= Chief experience officer =

Corporate officer responsible for overall user experience

A chief experience officer (CXO) is an executive responsible for the overall experience of an organization's products and services. As user experience (UX) is quickly becoming a key differentiator in the modern business landscape, the CXO is charged with bringing holistic experience design to the boardroom and making it an intrinsic part of the company's strategy and culture.

== Responsibilities ==
A CXO's responsibilities include:
- Corporate leadership in UX strategy
- Software and hardware design management
- Creative reviews and concept development
- Intellectual property positioning and protection
In a piece in UX Magazine, Lis Hubert said the goal of having a CXO is "to have someone responsible for curating and maintaining a holistic user-, business-, and technology-appropriate experience" at the C-level.

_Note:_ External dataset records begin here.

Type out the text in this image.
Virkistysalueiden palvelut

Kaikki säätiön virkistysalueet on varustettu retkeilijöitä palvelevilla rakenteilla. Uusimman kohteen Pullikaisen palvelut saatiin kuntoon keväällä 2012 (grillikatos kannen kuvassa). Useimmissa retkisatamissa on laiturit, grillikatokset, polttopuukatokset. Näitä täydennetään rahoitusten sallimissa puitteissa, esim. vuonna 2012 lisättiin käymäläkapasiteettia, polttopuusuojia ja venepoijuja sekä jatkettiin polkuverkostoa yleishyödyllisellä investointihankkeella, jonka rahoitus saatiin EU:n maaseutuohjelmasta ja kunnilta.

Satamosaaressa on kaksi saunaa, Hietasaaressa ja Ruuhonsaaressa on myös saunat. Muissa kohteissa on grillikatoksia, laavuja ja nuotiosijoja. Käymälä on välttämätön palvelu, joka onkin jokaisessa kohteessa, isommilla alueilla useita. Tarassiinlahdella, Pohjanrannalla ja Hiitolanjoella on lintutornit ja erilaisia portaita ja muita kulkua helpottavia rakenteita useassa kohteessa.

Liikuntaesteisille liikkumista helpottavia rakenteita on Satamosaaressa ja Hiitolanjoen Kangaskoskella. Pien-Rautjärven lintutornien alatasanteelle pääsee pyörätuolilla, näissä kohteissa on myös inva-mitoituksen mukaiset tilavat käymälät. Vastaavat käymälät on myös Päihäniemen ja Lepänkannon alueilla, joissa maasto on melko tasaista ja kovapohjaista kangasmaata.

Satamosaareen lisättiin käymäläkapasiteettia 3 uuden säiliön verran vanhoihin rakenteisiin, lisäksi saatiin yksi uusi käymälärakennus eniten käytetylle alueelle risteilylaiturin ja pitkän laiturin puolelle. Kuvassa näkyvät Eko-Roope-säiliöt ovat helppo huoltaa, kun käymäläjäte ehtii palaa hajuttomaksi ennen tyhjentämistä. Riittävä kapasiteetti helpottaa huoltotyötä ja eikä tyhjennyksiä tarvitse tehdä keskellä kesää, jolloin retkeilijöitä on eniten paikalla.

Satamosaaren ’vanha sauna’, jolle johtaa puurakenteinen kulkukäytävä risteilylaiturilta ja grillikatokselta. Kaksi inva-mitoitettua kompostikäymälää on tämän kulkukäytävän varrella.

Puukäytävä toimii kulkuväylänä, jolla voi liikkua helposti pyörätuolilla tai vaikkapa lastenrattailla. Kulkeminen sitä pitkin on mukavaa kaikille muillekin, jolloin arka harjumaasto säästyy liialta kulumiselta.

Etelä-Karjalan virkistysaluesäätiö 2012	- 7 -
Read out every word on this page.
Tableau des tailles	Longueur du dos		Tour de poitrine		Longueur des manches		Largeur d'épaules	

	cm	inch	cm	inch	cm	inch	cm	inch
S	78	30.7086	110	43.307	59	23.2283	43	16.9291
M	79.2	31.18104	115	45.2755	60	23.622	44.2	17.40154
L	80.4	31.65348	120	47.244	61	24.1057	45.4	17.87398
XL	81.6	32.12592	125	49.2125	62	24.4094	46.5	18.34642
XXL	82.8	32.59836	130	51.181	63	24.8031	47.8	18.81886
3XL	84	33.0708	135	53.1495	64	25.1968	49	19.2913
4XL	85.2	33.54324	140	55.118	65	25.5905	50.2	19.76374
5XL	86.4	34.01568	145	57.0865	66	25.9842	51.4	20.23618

Authors Claudia Fisher and Christine Vallaster state that a CXO or chief marketing officer is a good idea when "the brand is seen as a strategic driver of the organization."

=== In Healthcare ===

Howard Larkin wrote that in healthcare, the CXO is "responsible for making sure every aspect of a complex delivery system consistently meets basic patient and human needs" and what it calls "operationalizing the patient experience mission."

==Perception of title==
In 2006 the New York Times discussed the role of the chief experience officer in the context of a number of "unconventional" and "wacky" titles being created by Madison Avenue firms with the intent to "signal a realization by an advertiser or agency that in a rapidly changing marketing and media landscape, the time for the tried and true has come and gone".

Management academics of the Wharton Business School have called the proliferation of roles in the C-Suite "Title Inflation."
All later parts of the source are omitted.